Consultada pela Sputnik, Fernández Erlauer explicou que a principal diferença entre o setor público e a administração pública é que o primeiro inclui o segundo, uma vez que, além da administração pública, também engloba empresas estatais, fundos fiduciários e entidades públicas, como o serviço estatal de saúde para aposentados e pensionistas (PAMI).
Para a especialista, pesquisadora do centro de estudos Centro de Investigación y Diseño de Políticas Públicas (Fundar), fazer essa distinção entre SPN e APN é fundamental porque neste último é onde se concentra a maior parte dos gastos do Estado, como aposentadorias, obras públicas ou transferências.
A questão, alertou a economista, está nos gastos devolvidos, ou seja, gastos que já foram registrados, mas cujo pagamento ainda não foi realizado. "A diferença entre o SPN e a APN é a dívida flutuante, ou seja, essa diferença entre o que foi devolvido e o que foi pago", detalhou, observando que a capacidade de enfrentar esses pagamentos dependerá da arrecadação futura do Estado.

"O problema é que a arrecadação está caindo. Está caindo porque a estratégia principal do governo é reduzir a atividade econômica para diminuir a inflação", destacou ela.

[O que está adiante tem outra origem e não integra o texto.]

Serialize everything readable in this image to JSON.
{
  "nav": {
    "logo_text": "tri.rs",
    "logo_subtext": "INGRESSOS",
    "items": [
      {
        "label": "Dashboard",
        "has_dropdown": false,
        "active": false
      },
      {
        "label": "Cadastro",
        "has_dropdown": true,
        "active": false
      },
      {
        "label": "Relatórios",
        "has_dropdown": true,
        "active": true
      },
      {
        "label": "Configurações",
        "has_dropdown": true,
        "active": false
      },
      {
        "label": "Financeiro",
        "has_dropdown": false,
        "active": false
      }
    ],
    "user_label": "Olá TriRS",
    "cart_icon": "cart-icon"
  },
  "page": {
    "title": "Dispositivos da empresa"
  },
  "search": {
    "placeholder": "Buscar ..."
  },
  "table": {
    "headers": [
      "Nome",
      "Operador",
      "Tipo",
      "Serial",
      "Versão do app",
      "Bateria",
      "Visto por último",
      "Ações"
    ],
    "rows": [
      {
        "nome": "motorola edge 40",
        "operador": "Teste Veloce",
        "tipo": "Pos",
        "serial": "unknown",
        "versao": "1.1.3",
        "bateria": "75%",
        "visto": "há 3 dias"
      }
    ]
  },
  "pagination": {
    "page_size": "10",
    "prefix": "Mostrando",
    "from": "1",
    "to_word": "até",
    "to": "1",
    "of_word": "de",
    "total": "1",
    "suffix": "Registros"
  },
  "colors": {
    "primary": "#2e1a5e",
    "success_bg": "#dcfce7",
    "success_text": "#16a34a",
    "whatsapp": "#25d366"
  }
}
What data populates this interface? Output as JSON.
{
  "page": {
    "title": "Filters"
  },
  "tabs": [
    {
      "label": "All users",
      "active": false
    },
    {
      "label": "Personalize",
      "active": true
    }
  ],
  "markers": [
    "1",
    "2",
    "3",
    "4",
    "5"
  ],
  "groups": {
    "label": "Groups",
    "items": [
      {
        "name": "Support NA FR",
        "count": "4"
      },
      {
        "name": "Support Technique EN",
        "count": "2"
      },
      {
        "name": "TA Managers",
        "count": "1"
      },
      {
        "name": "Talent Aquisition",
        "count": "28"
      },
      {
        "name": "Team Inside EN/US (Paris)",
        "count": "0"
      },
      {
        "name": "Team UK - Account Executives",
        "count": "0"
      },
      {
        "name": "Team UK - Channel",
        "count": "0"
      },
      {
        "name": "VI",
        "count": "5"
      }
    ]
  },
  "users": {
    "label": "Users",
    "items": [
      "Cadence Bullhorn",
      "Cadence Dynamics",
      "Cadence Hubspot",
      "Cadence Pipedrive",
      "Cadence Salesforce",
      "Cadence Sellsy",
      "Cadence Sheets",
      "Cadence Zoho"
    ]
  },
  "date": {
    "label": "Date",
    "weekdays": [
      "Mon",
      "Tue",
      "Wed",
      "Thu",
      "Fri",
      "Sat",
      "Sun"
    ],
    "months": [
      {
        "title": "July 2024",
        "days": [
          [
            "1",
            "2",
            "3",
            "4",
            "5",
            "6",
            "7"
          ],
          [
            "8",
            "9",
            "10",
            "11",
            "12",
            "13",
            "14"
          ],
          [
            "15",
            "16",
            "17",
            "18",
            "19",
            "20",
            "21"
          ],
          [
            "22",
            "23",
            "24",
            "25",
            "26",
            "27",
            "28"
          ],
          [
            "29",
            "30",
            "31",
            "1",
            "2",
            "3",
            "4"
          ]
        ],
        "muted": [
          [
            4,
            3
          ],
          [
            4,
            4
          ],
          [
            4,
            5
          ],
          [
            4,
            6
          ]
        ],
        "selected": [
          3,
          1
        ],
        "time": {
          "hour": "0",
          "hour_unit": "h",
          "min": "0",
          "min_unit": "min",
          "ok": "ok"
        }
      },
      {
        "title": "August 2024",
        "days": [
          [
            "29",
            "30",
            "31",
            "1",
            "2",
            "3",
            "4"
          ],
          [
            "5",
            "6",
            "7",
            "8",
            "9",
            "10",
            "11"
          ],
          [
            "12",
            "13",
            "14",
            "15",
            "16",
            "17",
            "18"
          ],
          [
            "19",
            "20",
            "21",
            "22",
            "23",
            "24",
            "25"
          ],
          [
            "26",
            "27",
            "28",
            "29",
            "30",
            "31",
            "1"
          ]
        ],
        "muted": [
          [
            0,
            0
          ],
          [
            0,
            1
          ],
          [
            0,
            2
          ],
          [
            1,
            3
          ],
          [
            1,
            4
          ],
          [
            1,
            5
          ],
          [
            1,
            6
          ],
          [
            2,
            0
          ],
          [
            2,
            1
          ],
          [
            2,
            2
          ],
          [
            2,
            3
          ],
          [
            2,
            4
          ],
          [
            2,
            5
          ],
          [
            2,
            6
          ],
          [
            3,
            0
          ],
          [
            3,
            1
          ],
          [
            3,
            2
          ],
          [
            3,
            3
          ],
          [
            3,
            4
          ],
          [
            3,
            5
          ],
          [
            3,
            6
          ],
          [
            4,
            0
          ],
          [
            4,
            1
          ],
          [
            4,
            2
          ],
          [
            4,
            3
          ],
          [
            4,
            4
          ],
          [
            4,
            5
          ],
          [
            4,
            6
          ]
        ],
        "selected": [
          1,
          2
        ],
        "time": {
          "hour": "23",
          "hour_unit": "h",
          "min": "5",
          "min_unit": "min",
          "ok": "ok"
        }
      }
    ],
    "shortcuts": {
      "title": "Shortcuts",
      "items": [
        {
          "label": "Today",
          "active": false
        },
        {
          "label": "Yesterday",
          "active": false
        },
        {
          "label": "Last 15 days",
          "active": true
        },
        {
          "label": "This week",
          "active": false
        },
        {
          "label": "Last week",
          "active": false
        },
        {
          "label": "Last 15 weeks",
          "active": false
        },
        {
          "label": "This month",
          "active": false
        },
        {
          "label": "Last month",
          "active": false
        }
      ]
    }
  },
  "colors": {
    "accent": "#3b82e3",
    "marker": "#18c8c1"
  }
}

Fernández Erlauer apontou que, embora o aumento da taxa de câmbio tenha impulsionado a arrecadação do imposto PAIS — sobre operações em moeda estrangeira — e dos direitos de exportação, "o lado oposto é que a arrecadação de outros impostos, como o Imposto de Renda, a Seguridade Social ou o IVA [Imposto sobre Valor Agregado], é menor porque os rendimentos das pessoas estão caindo e o consumo está encolhendo".
Dados oficiais coletados pelo jornal argentino Ámbito indicaram que em março de 2024 a arrecadação fiscal caiu 16% em termos reais, em relação ao mesmo mês do ano anterior. De fato, a queda afeta, em especial, o IVA e o Imposto de Renda, que diminuíram 15% e 40%, respectivamente.
A especialista admitiu que "equilibrar as contas públicas era necessário" para a Argentina, mas alertou que, nesse caminho, o governo optou por cortar gastos "que impactam a atividade econômica".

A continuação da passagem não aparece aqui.